What is it about music?

I sit here right now with a Gottschalk piano piece playing.  He is new to me, and a delightful find, with a unique voice, as is the case with most good composers.

(I must say I had heard the name before but had not associated it with anything in particular).

His music is uplifting, enthusiastic, obviously very difficult, and I am delighted.  I will listen to it until it gets boring and then go out and find more.  That is a problem with me -- if I like something I tend to overdo it.

What is it?  How is it this noise lifts my spirits so much?  How is it other great music relaxes me or even better puts me into a quietude and spiritual mood, such that I don't want it to ever end?

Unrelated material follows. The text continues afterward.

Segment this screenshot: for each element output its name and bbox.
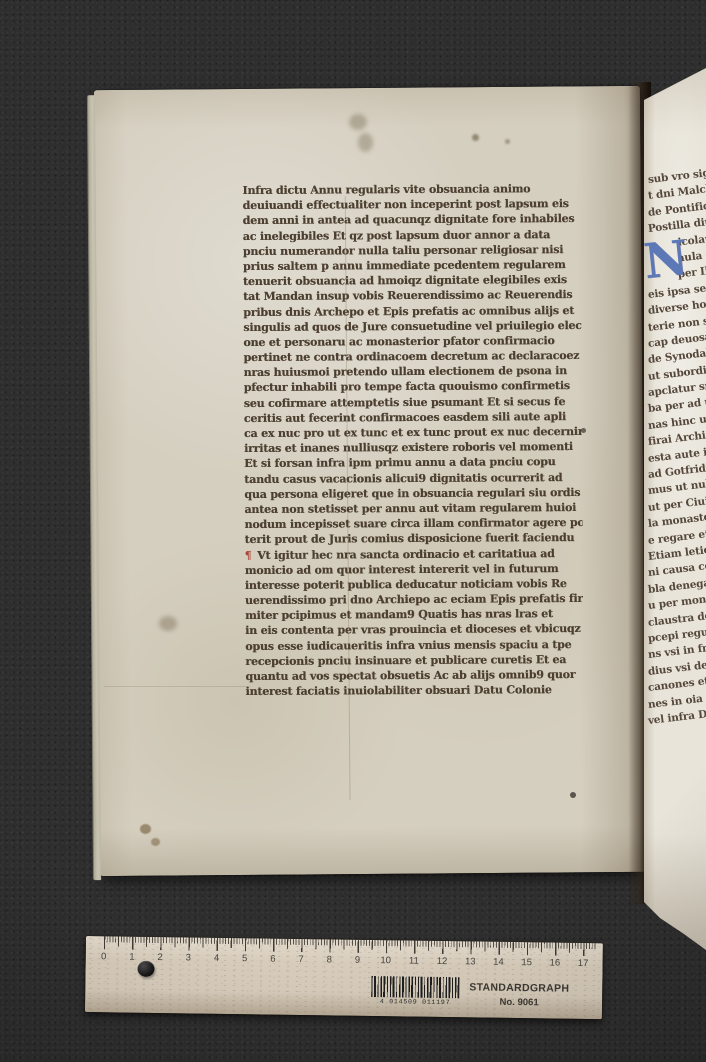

Some of it is no doubt cultural -- we like what we know and are use to -- I have difficulty with the music of non-Western cultures, and mostly think it trite or repulsive.  I have a similar view with most popular Western music, mainly because of its crassness and triteness and lack of any effort at subtlety or more than superficial beauty.

(Not all of it -- as with most matters of taste there are a lot of exceptions).

Still, as a kid I liked certain compositions the first I heard them, and remember going to the library and putting on the earphones to hear them over and over.  So I have to think there is something inherent.

The thing is we don't hear music, we experience it (if we are really listening).  It has effects on us that go beyond anything physical or brainy.  It is entirely of the mind; the brain gives the sound qualia to the mind and the mind is moved by it and enjoys it and is hooked on it.  It has to be seen as part of the great mystery of sentience.

The same thing of course applies to all those things we call art.